TYMLTK (Things you might like to know):
- Torchwood fans might have wondered why Jack didn't use the lift that takes you up from the Hub into Roald Dahl Plas, instead of having to run up from the harbour and nearly miss the TARDIS. The reason would have been that the ship was parked on top of it. The perception filter in the Plas which conceals the lift is the result of the TARDIS having landed there previously in Boom Town.
- One of the people who insists that this is not the first part of a trilogy is Russell T Davies himself - and he should know.
- Yana hears snatches of dialogue from his previous incarnations, including Roger Delgado from The Daemons. We hear Anthony Ainley's sinister chuckle. Eric Roberts gave permission for a sound bite of him to be used - but Fox vetoed this.
- The Doctor describes the human race as "indomitable" - referencing his speech in The Ark in Space.
- On landing in Cardiff, Martha mentions hearing about an earthquake there some time ago - a reference to Boom Town. The Doctor spots that the Rift has been active recently - referring to the events of the Torchwood series finale shown six months prior to this.
- Jack clinging on to the TARDIS as it hurtles through the Vortex looks like it should have been the natural lead-in to the opening credits.
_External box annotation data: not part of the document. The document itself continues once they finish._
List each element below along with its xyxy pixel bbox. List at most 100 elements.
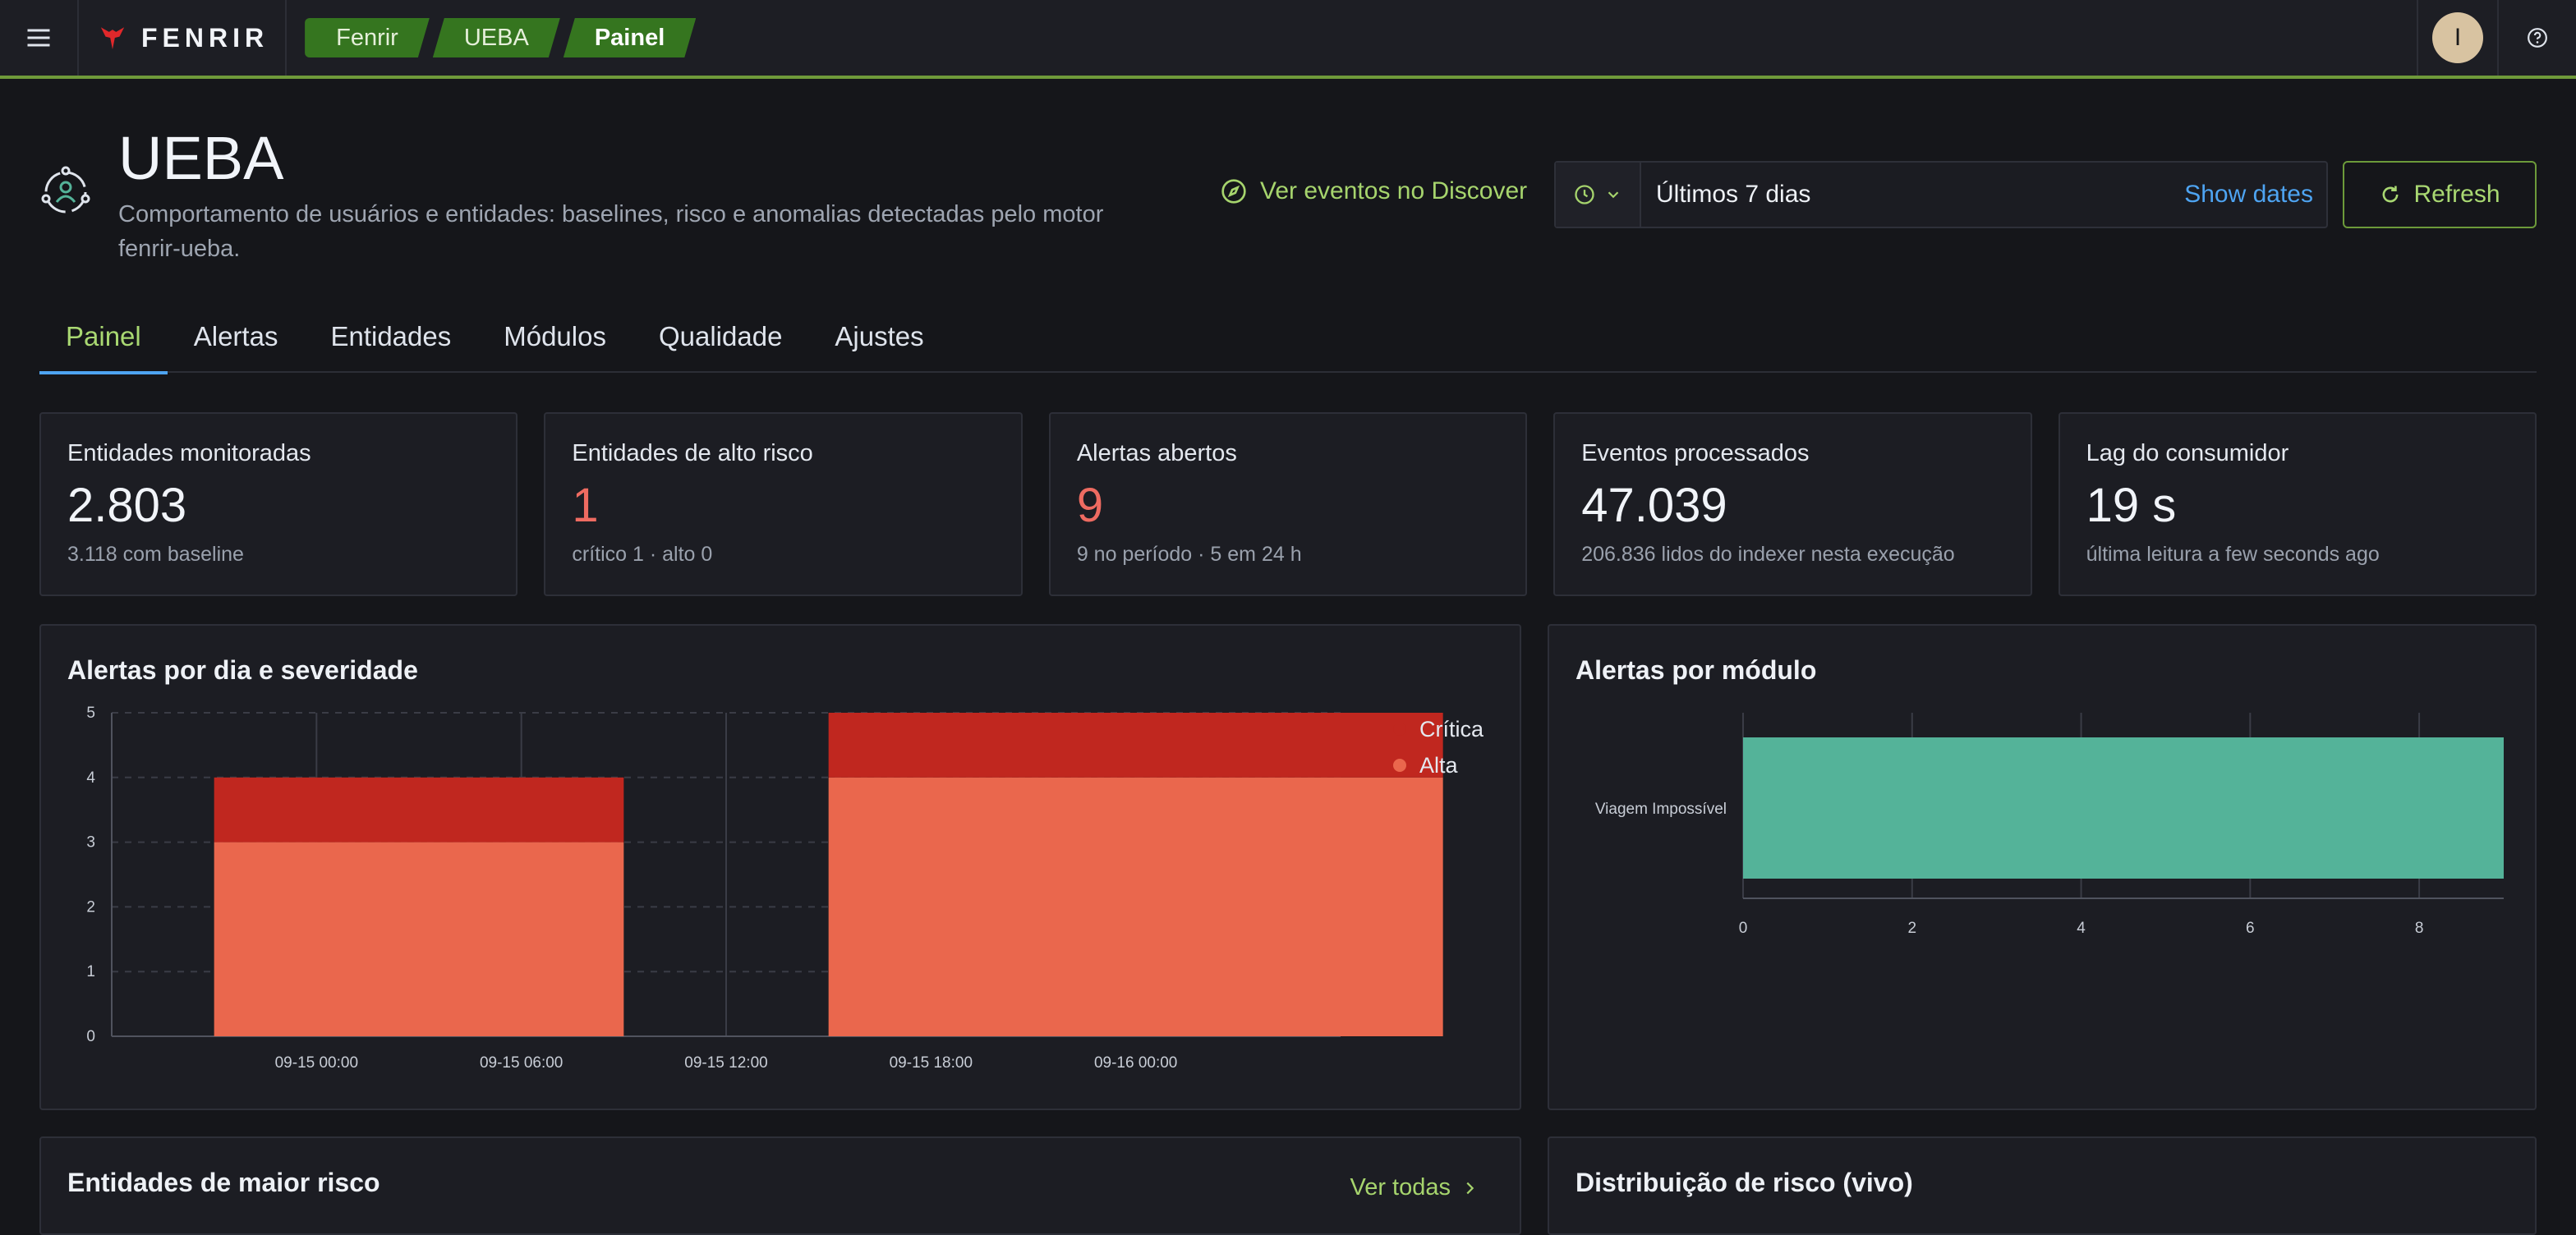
hamburger-icon: [27, 29, 50, 47]
stat-subtext: última leitura a few seconds ago: [2086, 543, 2380, 566]
breadcrumb-item-fenrir[interactable]: Fenrir: [305, 18, 430, 57]
stat-subtext: crítico 1 · alto 0: [572, 543, 713, 566]
brand-logo[interactable]: FENRIR: [79, 0, 288, 76]
y-tick-label: 0: [86, 1028, 95, 1045]
bar-segment-alta: [828, 777, 1443, 1036]
stat-card-monitored-entities: Entidades monitoradas 2.803 3.118 com ba…: [39, 412, 518, 596]
module-chart-panel: Alertas por módulo 0 2 4 6 8 Viagem Impossíve…: [1548, 624, 2537, 1110]
breadcrumb: Fenrir UEBA Painel: [287, 18, 696, 57]
stat-subtext: 9 no período · 5 em 24 h: [1076, 543, 1302, 566]
tab-painel[interactable]: Painel: [39, 301, 168, 374]
stat-subtext: 3.118 com baseline: [67, 543, 244, 566]
tab-qualidade[interactable]: Qualidade: [632, 301, 808, 373]
refresh-icon: [2383, 186, 2399, 203]
breadcrumb-item-painel[interactable]: Painel: [564, 18, 696, 57]
stat-label: Entidades monitoradas: [67, 440, 311, 466]
stat-value: 1: [572, 479, 599, 532]
page-title: UEBA: [118, 124, 284, 192]
stat-label: Lag do consumidor: [2086, 440, 2289, 466]
x-tick-label: 09-15 18:00: [890, 1054, 973, 1072]
help-button[interactable]: [2497, 0, 2576, 76]
refresh-button-label: Refresh: [2413, 181, 2500, 208]
x-tick-label: 09-16 00:00: [1094, 1054, 1177, 1072]
date-range-display[interactable]: Últimos 7 dias: [1641, 181, 2184, 209]
risk-distribution-panel: Distribuição de risco (vivo): [1548, 1136, 2537, 1235]
chevron-right-icon: [1466, 1182, 1474, 1194]
y-tick-label: 5: [86, 705, 95, 722]
bar-segment-critica: [214, 777, 624, 842]
quick-select-button[interactable]: [1556, 163, 1641, 227]
x-tick-label: 09-15 12:00: [684, 1054, 767, 1072]
severity-chart-plot: 0 1 2 3 4 5 09-15 00:00 09-15 06:00 09-15 12:00 0…: [86, 705, 1443, 1072]
user-menu-button[interactable]: I: [2417, 0, 2497, 76]
x-tick-label: 09-15 06:00: [480, 1054, 563, 1072]
menu-toggle-button[interactable]: [0, 0, 79, 76]
stat-value: 47.039: [1581, 479, 1727, 532]
legend-swatch: [1393, 759, 1406, 772]
severity-chart-panel: Alertas por dia e severidade 0 1 2 3 4 5 09-15…: [39, 624, 1521, 1110]
x-tick-label: 6: [2246, 920, 2255, 937]
x-tick-label: 4: [2077, 920, 2086, 937]
chart-legend: Crítica Alta: [1393, 711, 1484, 783]
panel-title: Entidades de maior risco: [67, 1168, 380, 1197]
y-category-label: Viagem Impossível: [1595, 801, 1727, 818]
tab-modulos[interactable]: Módulos: [477, 301, 632, 373]
module-chart-plot: 0 2 4 6 8 Viagem Impossível: [1595, 713, 2504, 937]
stat-value: 19 s: [2086, 479, 2177, 532]
legend-item-critica[interactable]: Crítica: [1393, 711, 1484, 747]
ueba-app-icon: [39, 166, 92, 218]
y-tick-label: 2: [86, 898, 95, 916]
stat-card-open-alerts: Alertas abertos 9 9 no período · 5 em 24…: [1048, 412, 1528, 596]
breadcrumb-item-ueba[interactable]: UEBA: [433, 18, 560, 57]
module-chart: 0 2 4 6 8 Viagem Impossível: [1595, 713, 2504, 937]
stat-card-consumer-lag: Lag do consumidor 19 s última leitura a …: [2058, 412, 2537, 596]
tab-alertas[interactable]: Alertas: [168, 301, 305, 373]
y-tick-label: 3: [86, 834, 95, 852]
stat-value: 9: [1076, 479, 1104, 532]
avatar: I: [2432, 12, 2483, 63]
y-tick-label: 4: [86, 769, 95, 787]
refresh-button[interactable]: Refresh: [2343, 161, 2537, 228]
top-entities-panel: Entidades de maior risco Ver todas: [39, 1136, 1521, 1235]
stat-card-high-risk-entities: Entidades de alto risco 1 crítico 1 · al…: [544, 412, 1023, 596]
x-tick-label: 09-15 00:00: [275, 1054, 358, 1072]
stat-subtext: 206.836 lidos do indexer nesta execução: [1581, 543, 1955, 566]
page-description: Comportamento de usuários e entidades: b…: [118, 201, 1104, 262]
compass-icon: [1221, 179, 1246, 204]
stat-card-processed-events: Eventos processados 47.039 206.836 lidos…: [1553, 412, 2032, 596]
stat-value: 2.803: [67, 479, 187, 532]
legend-swatch: [1393, 723, 1406, 736]
stats-row: Entidades monitoradas 2.803 3.118 com ba…: [39, 412, 2537, 596]
tab-ajustes[interactable]: Ajustes: [808, 301, 950, 373]
top-nav-bar: FENRIR Fenrir UEBA Painel I: [0, 0, 2576, 79]
tab-bar: Painel Alertas Entidades Módulos Qualida…: [39, 301, 2537, 374]
legend-item-alta[interactable]: Alta: [1393, 747, 1484, 783]
chevron-down-icon: [1608, 191, 1619, 199]
see-all-link[interactable]: Ver todas: [1350, 1174, 1479, 1201]
module-bar: [1743, 737, 2504, 879]
panel-title: Distribuição de risco (vivo): [1576, 1168, 1913, 1197]
discover-link-label: Ver eventos no Discover: [1260, 177, 1528, 204]
tab-entidades[interactable]: Entidades: [304, 301, 477, 373]
top-right-controls: I: [2417, 0, 2576, 76]
x-tick-label: 0: [1739, 920, 1748, 937]
stat-label: Entidades de alto risco: [572, 440, 813, 466]
see-all-label: Ver todas: [1350, 1174, 1451, 1201]
fenrir-logo-icon: [99, 24, 126, 52]
show-dates-button[interactable]: Show dates: [2184, 181, 2326, 209]
help-icon: [2528, 28, 2547, 48]
stat-label: Eventos processados: [1581, 440, 1810, 466]
y-tick-label: 1: [86, 963, 95, 980]
x-tick-label: 2: [1907, 920, 1916, 937]
x-tick-label: 8: [2415, 920, 2424, 937]
bar-segment-critica: [828, 713, 1443, 778]
legend-label: Alta: [1419, 752, 1458, 778]
bar-segment-alta: [214, 842, 624, 1036]
date-picker: Últimos 7 dias Show dates: [1554, 161, 2328, 228]
severity-chart: 0 1 2 3 4 5 09-15 00:00 09-15 06:00 09-15 12:00 0…: [86, 705, 1443, 1072]
page-header: UEBA Comportamento de usuários e entidad…: [39, 123, 2537, 271]
stat-label: Alertas abertos: [1076, 440, 1237, 466]
legend-label: Crítica: [1419, 716, 1484, 741]
discover-link[interactable]: Ver eventos no Discover: [1221, 177, 1527, 205]
clock-icon: [1575, 185, 1594, 204]
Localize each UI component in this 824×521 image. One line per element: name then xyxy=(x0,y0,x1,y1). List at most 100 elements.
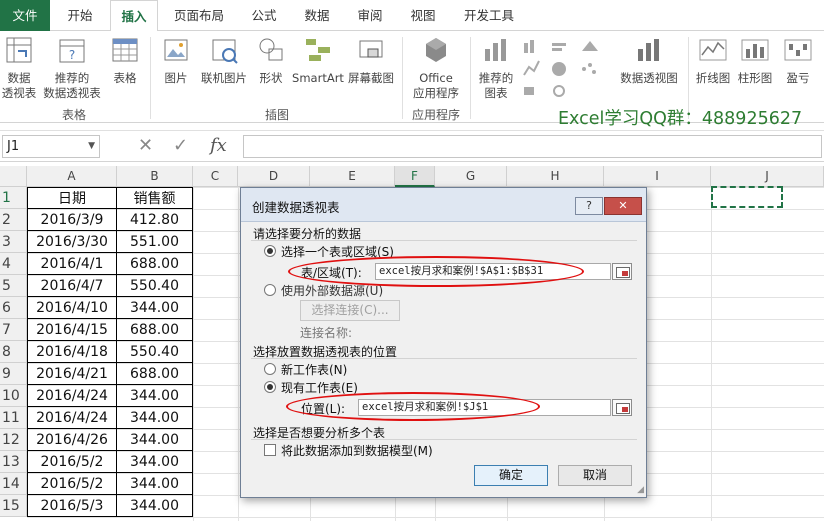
row-header[interactable]: 12 xyxy=(0,429,27,451)
pivottable-button[interactable]: 数据 透视表 xyxy=(0,35,38,101)
tab-home[interactable]: 开始 xyxy=(55,0,105,31)
sales-cell[interactable]: 550.40 xyxy=(117,275,193,297)
date-cell[interactable]: 2016/4/26 xyxy=(27,429,117,451)
formula-input[interactable] xyxy=(243,135,822,158)
chevron-down-icon[interactable]: ▼ xyxy=(88,136,95,157)
row-header[interactable]: 14 xyxy=(0,473,27,495)
help-button[interactable]: ? xyxy=(575,197,603,215)
column-header-e[interactable]: E xyxy=(310,166,395,187)
radio-existing-worksheet[interactable] xyxy=(264,381,276,393)
date-cell[interactable]: 2016/5/2 xyxy=(27,473,117,495)
sales-cell[interactable]: 344.00 xyxy=(117,297,193,319)
sales-cell[interactable]: 688.00 xyxy=(117,363,193,385)
column-header-g[interactable]: G xyxy=(435,166,507,187)
selected-cell-j1[interactable] xyxy=(711,186,783,208)
date-cell[interactable]: 2016/4/15 xyxy=(27,319,117,341)
sales-cell[interactable]: 344.00 xyxy=(117,473,193,495)
tab-review[interactable]: 审阅 xyxy=(346,0,394,31)
sales-cell[interactable]: 688.00 xyxy=(117,253,193,275)
row-header[interactable]: 3 xyxy=(0,231,27,253)
row-header[interactable]: 13 xyxy=(0,451,27,473)
cancel-button[interactable]: 取消 xyxy=(558,465,632,486)
range-picker-button[interactable] xyxy=(612,263,632,280)
close-button[interactable]: ✕ xyxy=(604,197,642,215)
checkbox-add-data-model[interactable] xyxy=(264,444,276,456)
insert-function-icon[interactable]: fx xyxy=(210,135,227,156)
smartart-button[interactable]: SmartArt xyxy=(292,35,344,86)
column-header-j[interactable]: J xyxy=(711,166,824,187)
row-header[interactable]: 9 xyxy=(0,363,27,385)
pivotchart-button[interactable]: 数据透视图 xyxy=(614,35,684,86)
header-cell-sales[interactable]: 销售额 xyxy=(117,187,193,209)
online-pictures-button[interactable]: 联机图片 xyxy=(198,35,250,86)
shapes-button[interactable]: 形状 xyxy=(252,35,290,86)
dialog-titlebar[interactable]: 创建数据透视表 ? ✕ xyxy=(241,188,646,222)
sales-cell[interactable]: 344.00 xyxy=(117,495,193,517)
tab-developer[interactable]: 开发工具 xyxy=(456,0,522,31)
column-header-c[interactable]: C xyxy=(193,166,238,187)
row-header[interactable]: 4 xyxy=(0,253,27,275)
date-cell[interactable]: 2016/4/24 xyxy=(27,407,117,429)
choose-connection-button[interactable]: 选择连接(C)... xyxy=(300,300,400,321)
row-header[interactable]: 5 xyxy=(0,275,27,297)
column-header-h[interactable]: H xyxy=(507,166,604,187)
column-header-f[interactable]: F xyxy=(395,166,435,187)
row-header[interactable]: 8 xyxy=(0,341,27,363)
column-header-i[interactable]: I xyxy=(604,166,711,187)
row-header[interactable]: 10 xyxy=(0,385,27,407)
row-header[interactable]: 11 xyxy=(0,407,27,429)
radio-select-table[interactable] xyxy=(264,245,276,257)
date-cell[interactable]: 2016/5/2 xyxy=(27,451,117,473)
tab-insert[interactable]: 插入 xyxy=(110,0,158,32)
sales-cell[interactable]: 688.00 xyxy=(117,319,193,341)
column-header-a[interactable]: A xyxy=(27,166,117,187)
table-button[interactable]: 表格 xyxy=(106,35,144,86)
date-cell[interactable]: 2016/4/1 xyxy=(27,253,117,275)
name-box[interactable]: J1 ▼ xyxy=(2,135,100,158)
date-cell[interactable]: 2016/4/7 xyxy=(27,275,117,297)
row-header[interactable]: 2 xyxy=(0,209,27,231)
row-header[interactable]: 6 xyxy=(0,297,27,319)
date-cell[interactable]: 2016/5/3 xyxy=(27,495,117,517)
picture-button[interactable]: 图片 xyxy=(156,35,196,86)
header-cell-date[interactable]: 日期 xyxy=(27,187,117,209)
sparkline-column-button[interactable]: 柱形图 xyxy=(734,35,776,86)
sales-cell[interactable]: 344.00 xyxy=(117,385,193,407)
tab-file[interactable]: 文件 xyxy=(0,0,50,31)
date-cell[interactable]: 2016/3/30 xyxy=(27,231,117,253)
cancel-icon[interactable]: ✕ xyxy=(138,135,153,156)
tab-data[interactable]: 数据 xyxy=(293,0,341,31)
row-header[interactable]: 1 xyxy=(0,187,27,209)
tab-view[interactable]: 视图 xyxy=(399,0,447,31)
recommended-pivottable-button[interactable]: ? 推荐的 数据透视表 xyxy=(40,35,104,101)
recommended-charts-button[interactable]: 推荐的 图表 xyxy=(474,35,518,101)
radio-new-worksheet[interactable] xyxy=(264,363,276,375)
resize-grip-icon[interactable]: ◢ xyxy=(637,485,644,495)
date-cell[interactable]: 2016/4/10 xyxy=(27,297,117,319)
sales-cell[interactable]: 344.00 xyxy=(117,429,193,451)
column-header-b[interactable]: B xyxy=(117,166,193,187)
select-all-corner[interactable] xyxy=(0,166,27,187)
sales-cell[interactable]: 550.40 xyxy=(117,341,193,363)
column-header-d[interactable]: D xyxy=(238,166,310,187)
sales-cell[interactable]: 344.00 xyxy=(117,407,193,429)
location-picker-button[interactable] xyxy=(612,399,632,416)
confirm-icon[interactable]: ✓ xyxy=(173,135,188,156)
tab-page-layout[interactable]: 页面布局 xyxy=(165,0,233,31)
sales-cell[interactable]: 551.00 xyxy=(117,231,193,253)
row-header[interactable]: 15 xyxy=(0,495,27,517)
date-cell[interactable]: 2016/4/18 xyxy=(27,341,117,363)
date-cell[interactable]: 2016/3/9 xyxy=(27,209,117,231)
tab-formulas[interactable]: 公式 xyxy=(240,0,288,31)
sales-cell[interactable]: 344.00 xyxy=(117,451,193,473)
office-apps-button[interactable]: Office 应用程序 xyxy=(404,35,468,101)
sales-cell[interactable]: 412.80 xyxy=(117,209,193,231)
date-cell[interactable]: 2016/4/24 xyxy=(27,385,117,407)
row-header[interactable]: 7 xyxy=(0,319,27,341)
sparkline-winloss-button[interactable]: 盈亏 xyxy=(778,35,818,86)
sparkline-line-button[interactable]: 折线图 xyxy=(692,35,734,86)
chart-type-gallery[interactable] xyxy=(522,39,612,99)
date-cell[interactable]: 2016/4/21 xyxy=(27,363,117,385)
radio-external-source[interactable] xyxy=(264,284,276,296)
screenshot-button[interactable]: 屏幕截图 xyxy=(346,35,396,86)
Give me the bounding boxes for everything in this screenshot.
The scene with the Futurekind was added, as it would have looked wrong seeing Jack on the TARDIS then cutting immediately to the TARDIS without him in the credit sequence.
- Someone pointed out that Mister Saxon is an anagram of Master No Six. Russell T Davies claimed that this was purely coincidental. He is actually the seventh actor to play the role on screen - after Delgado, Peter Pratt, Geoffrey Beevers, Ainley, Roberts and Jacobi - so you have to lump Pratt and Beevers together as the desiccated Master for the anagram to work (or are one of those who like to pretend that the 1996 TV Movie never existed).
- A utopia is an idealised place where everything is perfect and in balance. The word was first coined by Sir Thomas More in 1516, who took it from the Greek ou-topos - meaning no place or nowhere, as he felt such a place could never exist.